Typesafe union types in general aren’t really possible with primitive types. You need some general info which type is actually present at runtime and not all primitive types take the same space. Apart from that, Maps in general don’t work with primitives.

The RecursiveMap version is the right one if you require clean and robust code. The alternative would be to simply use Map<R, Any> and use either other Maps or values as map-values and check the type at runtime. You can of course encapsulate that so that the raw data structures aren’t visible from the outside.

@Wasabi375 Never delegate to maps like that. Your RecursiveMap class will not implement equals and hashCode properly and your map will be incompatible with other maps. Either also manually delegate both methods, or just have the map be a public val instead of a delegate.

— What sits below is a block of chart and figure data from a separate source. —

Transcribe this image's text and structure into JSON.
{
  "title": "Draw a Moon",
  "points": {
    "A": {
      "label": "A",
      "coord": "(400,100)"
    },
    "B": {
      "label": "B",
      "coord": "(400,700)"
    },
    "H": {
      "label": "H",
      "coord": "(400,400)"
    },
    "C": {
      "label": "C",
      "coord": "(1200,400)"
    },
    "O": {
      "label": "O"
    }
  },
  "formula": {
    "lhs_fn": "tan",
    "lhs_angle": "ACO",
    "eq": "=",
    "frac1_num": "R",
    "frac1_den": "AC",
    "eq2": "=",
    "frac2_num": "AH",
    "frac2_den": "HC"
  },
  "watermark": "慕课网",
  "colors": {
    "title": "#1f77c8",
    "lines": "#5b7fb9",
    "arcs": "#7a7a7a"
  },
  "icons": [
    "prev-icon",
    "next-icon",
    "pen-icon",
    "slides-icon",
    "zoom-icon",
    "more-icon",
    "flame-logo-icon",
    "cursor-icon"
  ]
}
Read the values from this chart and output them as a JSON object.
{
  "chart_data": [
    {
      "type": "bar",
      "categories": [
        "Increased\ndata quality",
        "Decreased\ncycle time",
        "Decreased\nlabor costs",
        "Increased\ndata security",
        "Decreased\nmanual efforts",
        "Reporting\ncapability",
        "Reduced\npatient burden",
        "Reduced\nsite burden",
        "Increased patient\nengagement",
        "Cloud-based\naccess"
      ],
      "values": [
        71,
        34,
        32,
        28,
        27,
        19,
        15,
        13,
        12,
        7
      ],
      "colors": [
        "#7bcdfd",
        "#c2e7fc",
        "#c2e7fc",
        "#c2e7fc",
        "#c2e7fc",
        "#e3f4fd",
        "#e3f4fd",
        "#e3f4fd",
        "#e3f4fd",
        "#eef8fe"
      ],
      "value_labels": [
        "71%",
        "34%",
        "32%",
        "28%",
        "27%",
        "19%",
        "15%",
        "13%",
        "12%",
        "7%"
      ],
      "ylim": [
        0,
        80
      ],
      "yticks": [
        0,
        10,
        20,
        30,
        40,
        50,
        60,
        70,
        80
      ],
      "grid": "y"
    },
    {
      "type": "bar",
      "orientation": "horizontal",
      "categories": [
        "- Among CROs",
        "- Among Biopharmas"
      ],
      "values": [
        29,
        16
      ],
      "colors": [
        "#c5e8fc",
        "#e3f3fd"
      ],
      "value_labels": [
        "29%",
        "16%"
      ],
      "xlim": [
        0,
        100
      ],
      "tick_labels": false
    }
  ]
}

Never mind, I was daydreaming when I wrote that. I was referring to the use of union types to generate overloads for primitive type API methods in a library for data storage.

yes, that works, and I appreciate it since I am new to Kotlin and it wasn’t a solution that I came up with. But I feel that my comment still stands – or actually is even stronger. Its about being able to express the concept succinctly. I feel that Kotlin is trying to break from languages like c++ and java in attempting to reduce boilerplate code and eliminate complex multi-line constructs to implement simple concepts. Or anyway, the existence of features like “by”, string templates, inline if, function dev = value, and “when” make me think so.

Why does your argument make the idea of having Type | Type stronger? Because it is a very succinct and unambiguous way to describe what Kotlin clearly already values and implemented in sealed classes. If this notation was syntatic sugar for the construct you’ve described then the changes needed are only in the parser, not the language, yet it would make the code shorter and easier to understand.